在畫面的一角,可以察覺窗簾拉着,只有一盞昏暗的小燈,整體環境偏昏暗壓抑。
這個明顯是偷拍的攝像頭,拍到了大概四分之一張床,拍攝的角度很刁鑽,用了仰視的視角,湊巧的是天花板上裝着玻璃,映照出床上的輪廓,通過玻璃朦胧的折射,能夠基本判斷發生了什麽。
錄音效果也很糟糕,因為藏匿偷拍的原因,麥克風像是被什麽東西捂住,所以一直帶着尖銳的電流聲。
畫面裏最開始沒有人。
卻已經讓人渾身不适。
這個畫面呈現了大概有近一分鐘,隐約有門開合的聲音,接着腳步聲傳來,有人坐在了床上,後面一個人更消瘦年輕一些,低着頭。
兩個人的面容都很模糊。
“你在害怕什麽呢?”坐在床上的人緩緩開口,勝券在握,高高在上。
“我沒有害怕。”站着的年輕人聲音有些發抖。
“幹爹對你不好嗎?”年長的人問,“你現在得到的這一切不都是跟了幹爹才有的嗎?”
年輕人沉默,背影顯得異常倔強。
“沒有幹爹,你還在當伴舞。是幹爹推你上位,有了人氣和流量,賺了錢。對不對?”
年長的人循循善誘。
“你出了專輯,上了榜,還有了無數粉絲追着說永遠支持你。對了,你是不是想演戲?幹爹已經安排人送本子過來了,随便你挑……

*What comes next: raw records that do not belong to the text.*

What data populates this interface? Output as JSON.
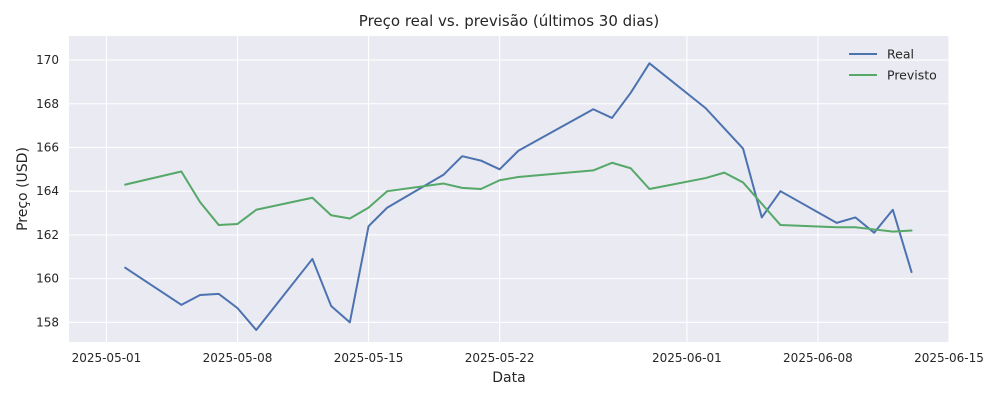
{
  "chart_data": {
    "type": "line",
    "title": "Preço real vs. previsão (últimos 30 dias)",
    "xlabel": "Data",
    "ylabel": "Preço (USD)",
    "ylim": [
      157.1,
      171.1
    ],
    "xlim": [
      "2025-04-29",
      "2025-06-15"
    ],
    "yticks": [
      158,
      160,
      162,
      164,
      166,
      168,
      170
    ],
    "xticks": [
      "2025-05-01",
      "2025-05-08",
      "2025-05-15",
      "2025-05-22",
      "2025-06-01",
      "2025-06-08",
      "2025-06-15"
    ],
    "grid": true,
    "legend_position": "top-right",
    "series": [
      {
        "name": "Real",
        "color": "#4C72B0",
        "points": [
          [
            "2025-05-02",
            160.5
          ],
          [
            "2025-05-05",
            158.8
          ],
          [
            "2025-05-06",
            159.25
          ],
          [
            "2025-05-07",
            159.3
          ],
          [
            "2025-05-08",
            158.65
          ],
          [
            "2025-05-09",
            157.65
          ],
          [
            "2025-05-12",
            160.9
          ],
          [
            "2025-05-13",
            158.75
          ],
          [
            "2025-05-14",
            158.0
          ],
          [
            "2025-05-15",
            162.4
          ],
          [
            "2025-05-16",
            163.25
          ],
          [
            "2025-05-19",
            164.75
          ],
          [
            "2025-05-20",
            165.6
          ],
          [
            "2025-05-21",
            165.4
          ],
          [
            "2025-05-22",
            165.0
          ],
          [
            "2025-05-23",
            165.85
          ],
          [
            "2025-05-27",
            167.75
          ],
          [
            "2025-05-28",
            167.35
          ],
          [
            "2025-05-29",
            168.5
          ],
          [
            "2025-05-30",
            169.85
          ],
          [
            "2025-06-02",
            167.8
          ],
          [
            "2025-06-04",
            165.95
          ],
          [
            "2025-06-05",
            162.8
          ],
          [
            "2025-06-06",
            164.0
          ],
          [
            "2025-06-09",
            162.55
          ],
          [
            "2025-06-10",
            162.8
          ],
          [
            "2025-06-11",
            162.1
          ],
          [
            "2025-06-12",
            163.15
          ],
          [
            "2025-06-13",
            160.3
          ]
        ]
      },
      {
        "name": "Previsto",
        "color": "#55A868",
        "points": [
          [
            "2025-05-02",
            164.3
          ],
          [
            "2025-05-05",
            164.9
          ],
          [
            "2025-05-06",
            163.5
          ],
          [
            "2025-05-07",
            162.45
          ],
          [
            "2025-05-08",
            162.5
          ],
          [
            "2025-05-09",
            163.15
          ],
          [
            "2025-05-12",
            163.7
          ],
          [
            "2025-05-13",
            162.9
          ],
          [
            "2025-05-14",
            162.75
          ],
          [
            "2025-05-15",
            163.25
          ],
          [
            "2025-05-16",
            164.0
          ],
          [
            "2025-05-19",
            164.35
          ],
          [
            "2025-05-20",
            164.15
          ],
          [
            "2025-05-21",
            164.1
          ],
          [
            "2025-05-22",
            164.5
          ],
          [
            "2025-05-23",
            164.65
          ],
          [
            "2025-05-27",
            164.95
          ],
          [
            "2025-05-28",
            165.3
          ],
          [
            "2025-05-29",
            165.05
          ],
          [
            "2025-05-30",
            164.1
          ],
          [
            "2025-06-02",
            164.6
          ],
          [
            "2025-06-03",
            164.85
          ],
          [
            "2025-06-04",
            164.4
          ],
          [
            "2025-06-06",
            162.45
          ],
          [
            "2025-06-09",
            162.35
          ],
          [
            "2025-06-10",
            162.35
          ],
          [
            "2025-06-11",
            162.25
          ],
          [
            "2025-06-12",
            162.15
          ],
          [
            "2025-06-13",
            162.2
          ]
        ]
      }
    ]
  },
  "colors": {
    "plot_background": "#EAEAF2",
    "grid": "#FFFFFF",
    "text": "#262626"
  }
}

“你家裏那邊,你父親欠的賭債我還了。你媽媽的病送了藥過去。未來啊,可以接過來羊城做最好的治療。甚至是你弟弟妹妹上學……幹爹都可以幫忙。”
年輕人呆若木雞,似乎已經被攻陷了。
“幹爹這麽疼你,你又是幹爹最喜歡的孩子……”
年長的人像是魔鬼一樣,哄騙着懵懂的少年,在年輕人反應過來之前已經握住了他的手,然後猛地一扯,年輕人一下子落入了他的懷抱。
像是獵物終于落入了陷阱。
“不……”年輕人聲音發抖,“放開我。”
可是這沒有完,在他開始掙紮的時候,已經被壓倒在了床上。
那個聽起來人畜無害的長者之聲變得急切了:“寶貝,幹爹疼你……讓幹爹疼你。”
“不要。”年輕人在哭,他很害怕。
“阿笙,聽話。”
“我……”
“聽話。對,就是這樣,乖孩子。”
*
視頻在這裏戛然而止。
沒人知道後面發生了什麽。
但是從視頻判斷,就算是威脅哄騙,最後年輕人一定妥協,選擇了順從。
*
秦骥的辦公室裏寂靜無比。
公關媒體總監廖進感覺到自己從額頭上滑落的一滴汗水都有了聲音。
他求助地看了一眼鐘文彬。
鐘文彬嘆了口氣對坐在主席位上的秦骥說:“現在網絡上流傳的就這麽多,不到五分鐘。”
廖進連忙跟上:“我們輿情監控這邊一經發現就要求平臺下架了。最短的時間十分鐘,最長的大概是四十五分鐘。請秦總放心,沒有造成公共層面太大的波動。”
“公共層面不存在,不代表私下沒有傳播。你能保證在網盤裏,聊天之間,硬盤裏……還有外網,這個視頻都能被下架嗎?”
漫長的等待後,秦骥終于開口了。
“還有那些看過的人的眼睛,記憶,以及茶餘飯後的言語,能删除嗎?”
廖進哽住了喉嚨,他艱難地吞咽了一下,結結巴巴道:“對不起,秦總,這個我、我……”
“這事你可不能怪廖進部門,他們的響應已經很及時了。”
“我沒有怪任何人。”
“你打算怎麽辦?”鐘文彬問。
“找到那個人的資料和IP,他不是無痕的。視頻從哪個網絡平臺先流出的?”
“是某短視頻平臺……這件事已經在做了,平臺不會擅自洩露用戶信息,我們打算請何甄律師走法律流程,請平臺配合。”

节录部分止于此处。